[144] Mine Safety Incorporated SEC Filing
Form 144 notice by an insider of Mine Safety Incorporated (MSA). The filer reports a proposed sale of 250 shares of common stock through Fidelity Brokerage Services on the NYSE, with an aggregate market value of $43,774.32 and an approximate sale date of 08/22/2025. The shares were acquired on 05/18/2023 upon restricted stock vesting and were received as compensation. The filing also discloses that the same person sold 500 shares on 06/10/2025 for $83,288.79 and 439 shares on 07/16/2025 for $75,069.00. The signer represents no undisclosed material adverse information about the issuer.
- Clear Rule 144 compliance: The filing specifies acquisition dates, nature (restricted stock vesting), and payment method (compensation).
- Disclosure of recent transactions: The filer reported prior sales of 500 shares and 439 shares with gross proceeds, improving transparency.
- Insider selling shares: The filer has sold 939 shares in June–July 2025 and proposes to sell an additional 250 shares on 08/22/2025.
- Outstanding share count shown: 39,143,220 shares outstanding, indicating the insider sales are a small fraction but increase share supply.
Insights
TL;DR: Insider plans a modest Rule 144 sale after restricted stock vesting; recent small-volume sales were also disclosed.
The filing shows a proposed sale of 250 common shares by an insider via Fidelity on the NYSE with an indicated market value of $43,774.32 and an expected date of 08/22/2025. The shares originated from restricted stock that vested on 05/18/2023 and were paid as compensation.

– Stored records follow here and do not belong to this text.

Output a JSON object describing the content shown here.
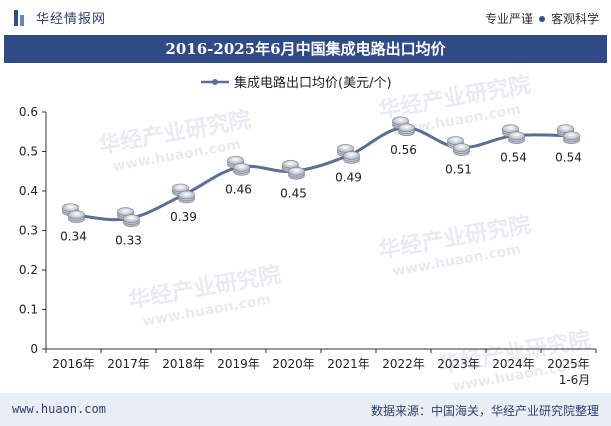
{
  "header": {
    "brand": "华经情报网",
    "tagline_left": "专业严谨",
    "tagline_right": "客观科学"
  },
  "chart_data": {
    "type": "line",
    "title": "2016-2025年6月中国集成电路出口均价",
    "categories": [
      "2016年",
      "2017年",
      "2018年",
      "2019年",
      "2020年",
      "2021年",
      "2022年",
      "2023年",
      "2024年",
      "2025年\n1-6月"
    ],
    "series": [
      {
        "name": "集成电路出口均价(美元/个)",
        "values": [
          0.34,
          0.33,
          0.39,
          0.46,
          0.45,
          0.49,
          0.56,
          0.51,
          0.54,
          0.54
        ],
        "labels": [
          "0.34",
          "0.33",
          "0.39",
          "0.46",
          "0.45",
          "0.49",
          "0.56",
          "0.51",
          "0.54",
          "0.54"
        ]
      }
    ],
    "ylim": [
      0,
      0.6
    ],
    "yticks": [
      "0",
      "0.1",
      "0.2",
      "0.3",
      "0.4",
      "0.5",
      "0.6"
    ],
    "xlabel": "",
    "ylabel": "",
    "legend_position": "top-center",
    "line_color": "#5a6f96"
  },
  "watermark": {
    "text_cn": "华经产业研究院",
    "text_en": "www.huaon.com"
  },
  "footer": {
    "website": "www.huaon.com",
    "source": "数据来源：中国海关，华经产业研究院整理"
  }
}
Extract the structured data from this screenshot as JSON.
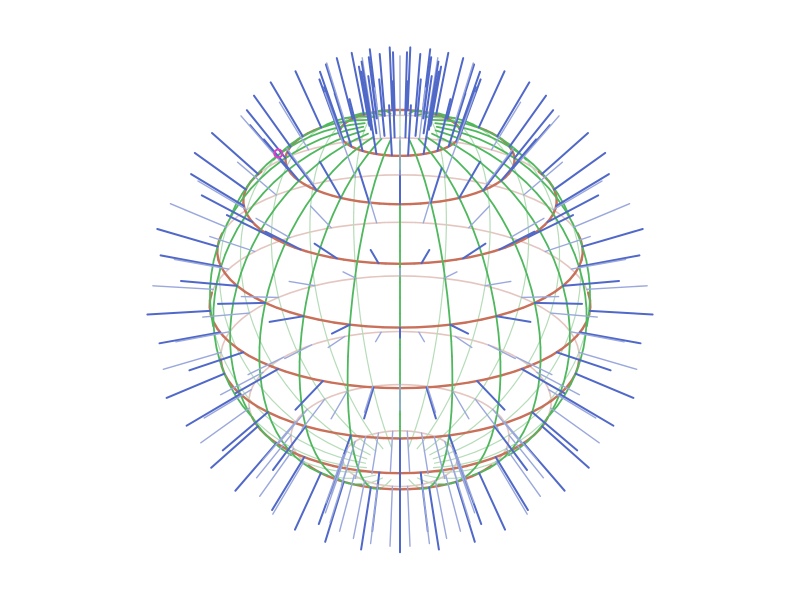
{
  "scene": {
    "object": "sphere-wireframe",
    "background_color": "#ffffff",
    "latitude_line_color": "#c8705a",
    "latitude_back_color": "#e4c6c0",
    "longitude_line_color": "#4fb85e",
    "longitude_back_color": "#b6dcb8",
    "normal_vector_color": "#5068c8",
    "normal_vector_back_color": "#9aa8dc",
    "marker_color": "#e040c0",
    "latitude_count": 9,
    "longitude_count": 24,
    "normals_per_ring": 24
  }
}
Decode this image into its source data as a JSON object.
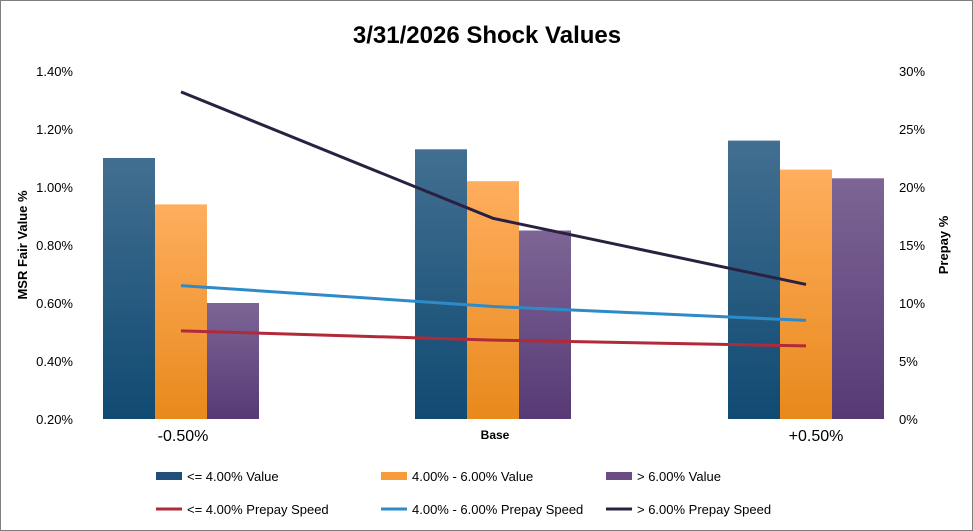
{
  "chart_data": {
    "type": "bar",
    "title": "3/31/2026 Shock Values",
    "categories": [
      "-0.50%",
      "Base",
      "+0.50%"
    ],
    "ylabel": "MSR Fair Value %",
    "y2label": "Prepay %",
    "ylim": [
      0.2,
      1.4
    ],
    "y2lim": [
      0,
      30
    ],
    "yticks": [
      "0.20%",
      "0.40%",
      "0.60%",
      "0.80%",
      "1.00%",
      "1.20%",
      "1.40%"
    ],
    "y2ticks": [
      "0%",
      "5%",
      "10%",
      "15%",
      "20%",
      "25%",
      "30%"
    ],
    "grid": false,
    "legend": "bottom",
    "bar_series": [
      {
        "name": "<= 4.00% Value",
        "values": [
          1.1,
          1.13,
          1.16
        ],
        "color": "#1f4e79"
      },
      {
        "name": "4.00% - 6.00% Value",
        "values": [
          0.94,
          1.02,
          1.06
        ],
        "color": "#f79c3a"
      },
      {
        "name": "> 6.00% Value",
        "values": [
          0.6,
          0.85,
          1.03
        ],
        "color": "#6b4c85"
      }
    ],
    "line_series": [
      {
        "name": "<= 4.00% Prepay Speed",
        "values": [
          7.6,
          6.8,
          6.3
        ],
        "color": "#b02a3a"
      },
      {
        "name": "4.00% - 6.00% Prepay Speed",
        "values": [
          11.5,
          9.7,
          8.5
        ],
        "color": "#2e8bc9"
      },
      {
        "name": "> 6.00% Prepay Speed",
        "values": [
          28.2,
          17.3,
          11.6
        ],
        "color": "#2a2040"
      }
    ]
  }
}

The filer disclosed two recent sales totaling 939 shares generating $158,357.79 in gross proceeds during June and July 2025. From a market-impact perspective, these are small transactions relative to the issuer's stated outstanding share count of 39,143,220 and are routine for insiders monetizing vested compensation; they contain no statements of undisclosed material adverse information.
TL;DR: Disclosure aligns with Rule 144 requirements; transaction originates from vested compensation and includes prior recent sales.

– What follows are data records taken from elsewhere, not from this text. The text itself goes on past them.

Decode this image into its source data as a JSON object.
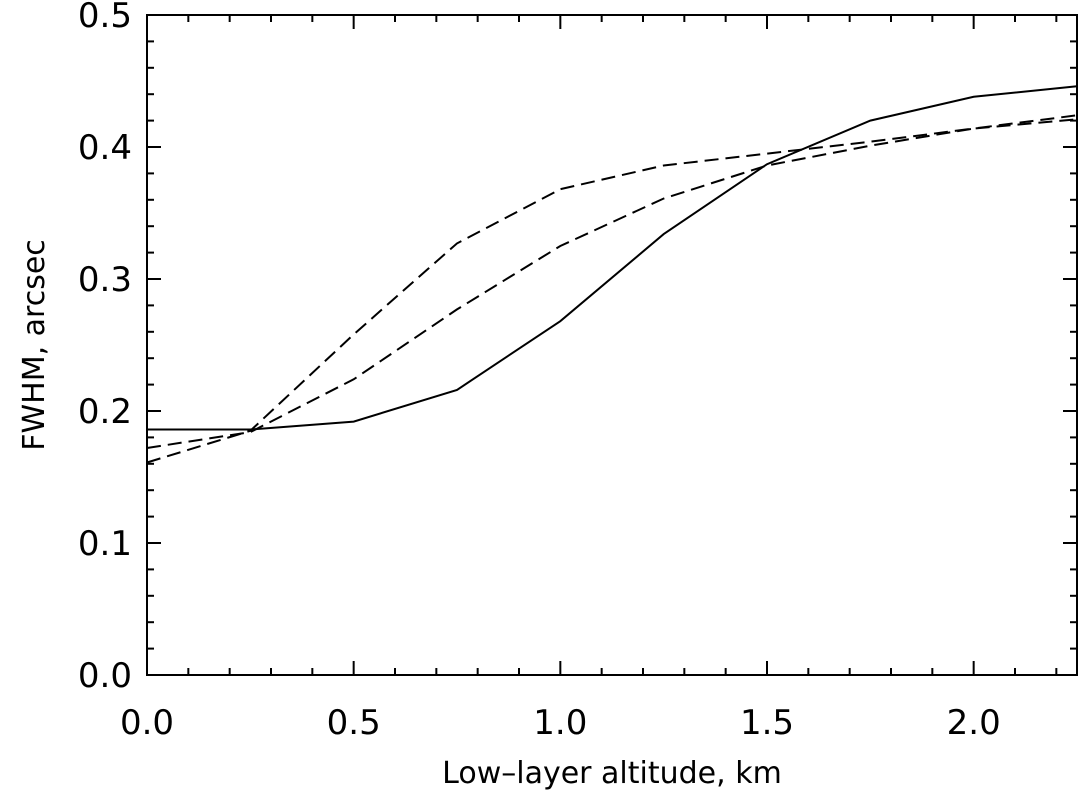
{
  "chart_data": {
    "type": "line",
    "title": "",
    "xlabel": "Low–layer altitude, km",
    "ylabel": "FWHM, arcsec",
    "xlim": [
      0.0,
      2.25
    ],
    "ylim": [
      0.0,
      0.5
    ],
    "grid": false,
    "x_ticks": [
      {
        "value": 0.0,
        "label": "0.0"
      },
      {
        "value": 0.5,
        "label": "0.5"
      },
      {
        "value": 1.0,
        "label": "1.0"
      },
      {
        "value": 1.5,
        "label": "1.5"
      },
      {
        "value": 2.0,
        "label": "2.0"
      }
    ],
    "y_ticks": [
      {
        "value": 0.0,
        "label": "0.0"
      },
      {
        "value": 0.1,
        "label": "0.1"
      },
      {
        "value": 0.2,
        "label": "0.2"
      },
      {
        "value": 0.3,
        "label": "0.3"
      },
      {
        "value": 0.4,
        "label": "0.4"
      },
      {
        "value": 0.5,
        "label": "0.5"
      }
    ],
    "x_minor_step": 0.1,
    "y_minor_step": 0.02,
    "x": [
      0.0,
      0.25,
      0.5,
      0.75,
      1.0,
      1.25,
      1.5,
      1.75,
      2.0,
      2.25
    ],
    "series": [
      {
        "style": "solid",
        "values": [
          0.186,
          0.186,
          0.192,
          0.216,
          0.268,
          0.334,
          0.387,
          0.42,
          0.438,
          0.446
        ]
      },
      {
        "style": "dashed",
        "values": [
          0.161,
          0.185,
          0.258,
          0.327,
          0.368,
          0.386,
          0.395,
          0.404,
          0.414,
          0.421
        ]
      },
      {
        "style": "dashed",
        "values": [
          0.172,
          0.184,
          0.224,
          0.277,
          0.325,
          0.361,
          0.386,
          0.401,
          0.414,
          0.424
        ]
      }
    ]
  }
}
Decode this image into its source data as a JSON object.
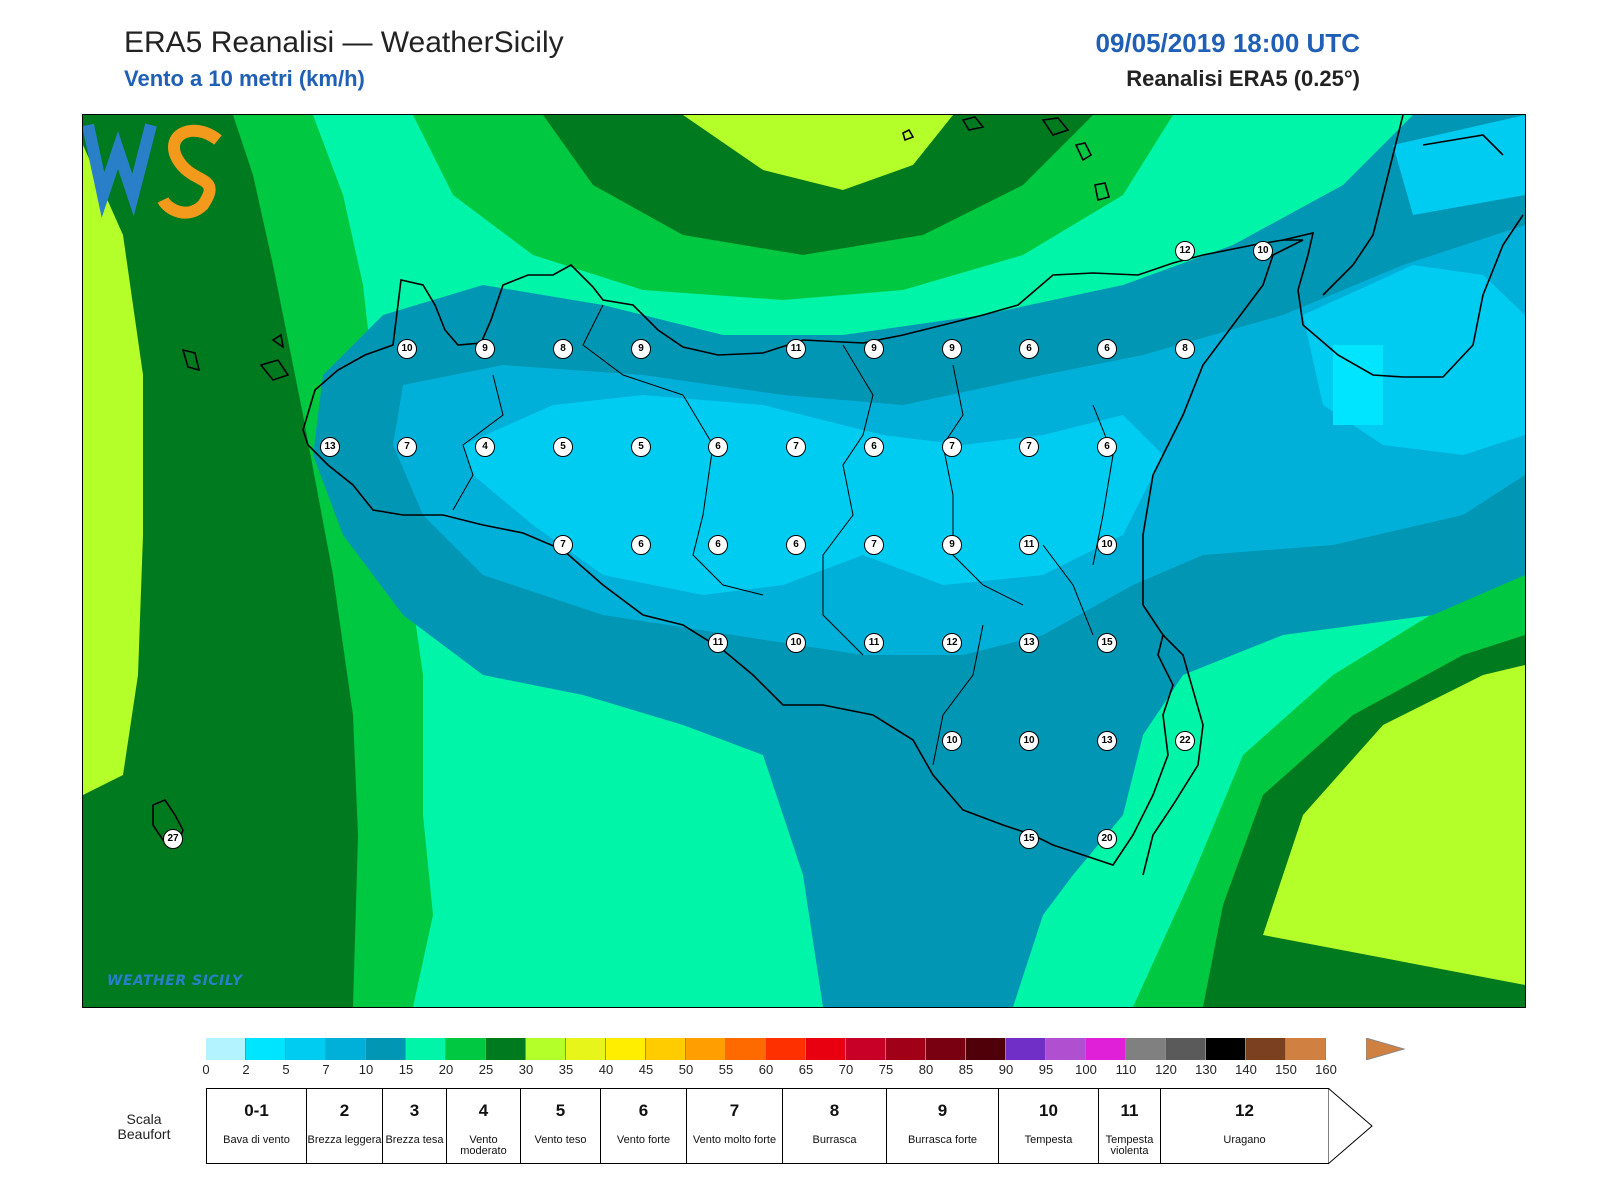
{
  "header": {
    "title": "ERA5 Reanalisi — WeatherSicily",
    "subtitle": "Vento a 10 metri (km/h)",
    "datetime": "09/05/2019 18:00 UTC",
    "source": "Reanalisi ERA5 (0.25°)"
  },
  "logo": {
    "text": "WEATHER SICILY",
    "mark": "WS"
  },
  "wind_labels": [
    "10",
    "9",
    "8",
    "9",
    "11",
    "9",
    "9",
    "6",
    "6",
    "8",
    "12",
    "10",
    "13",
    "7",
    "4",
    "5",
    "5",
    "6",
    "7",
    "6",
    "7",
    "7",
    "6",
    "7",
    "6",
    "6",
    "6",
    "7",
    "9",
    "11",
    "10",
    "11",
    "10",
    "11",
    "12",
    "13",
    "15",
    "10",
    "10",
    "13",
    "22",
    "15",
    "20",
    "27"
  ],
  "colorbar": {
    "ticks": [
      "0",
      "2",
      "5",
      "7",
      "10",
      "15",
      "20",
      "25",
      "30",
      "35",
      "40",
      "45",
      "50",
      "55",
      "60",
      "65",
      "70",
      "75",
      "80",
      "85",
      "90",
      "95",
      "100",
      "110",
      "120",
      "130",
      "140",
      "150",
      "160"
    ],
    "colors": [
      "#b3f3ff",
      "#00e5ff",
      "#00ccf2",
      "#00b0d8",
      "#0096b4",
      "#00f5a8",
      "#00c840",
      "#007a1e",
      "#b4ff2a",
      "#e8f51a",
      "#ffee00",
      "#ffcc00",
      "#ff9e00",
      "#ff6a00",
      "#ff3000",
      "#e80010",
      "#c80028",
      "#a00018",
      "#780010",
      "#500008",
      "#7030c8",
      "#b050d0",
      "#e020d8",
      "#808080",
      "#5a5a5a",
      "#000000",
      "#7a4020",
      "#d08040"
    ]
  },
  "beaufort": {
    "title": "Scala Beaufort",
    "levels": [
      {
        "num": "0-1",
        "desc": "Bava di vento"
      },
      {
        "num": "2",
        "desc": "Brezza leggera"
      },
      {
        "num": "3",
        "desc": "Brezza tesa"
      },
      {
        "num": "4",
        "desc": "Vento moderato"
      },
      {
        "num": "5",
        "desc": "Vento teso"
      },
      {
        "num": "6",
        "desc": "Vento forte"
      },
      {
        "num": "7",
        "desc": "Vento molto forte"
      },
      {
        "num": "8",
        "desc": "Burrasca"
      },
      {
        "num": "9",
        "desc": "Burrasca forte"
      },
      {
        "num": "10",
        "desc": "Tempesta"
      },
      {
        "num": "11",
        "desc": "Tempesta violenta"
      },
      {
        "num": "12",
        "desc": "Uragano"
      }
    ]
  }
}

The submission identifies the relationship of the shares to compensation and documents acquisition and payment dates, which meets Rule 144 disclosure standards. The signer also affirms lack of undisclosed material adverse information. The record of recent sales (500 shares and 439 shares) demonstrates ongoing dispositions by the same person. No governance irregularities or procedural omissions are evident within the provided content.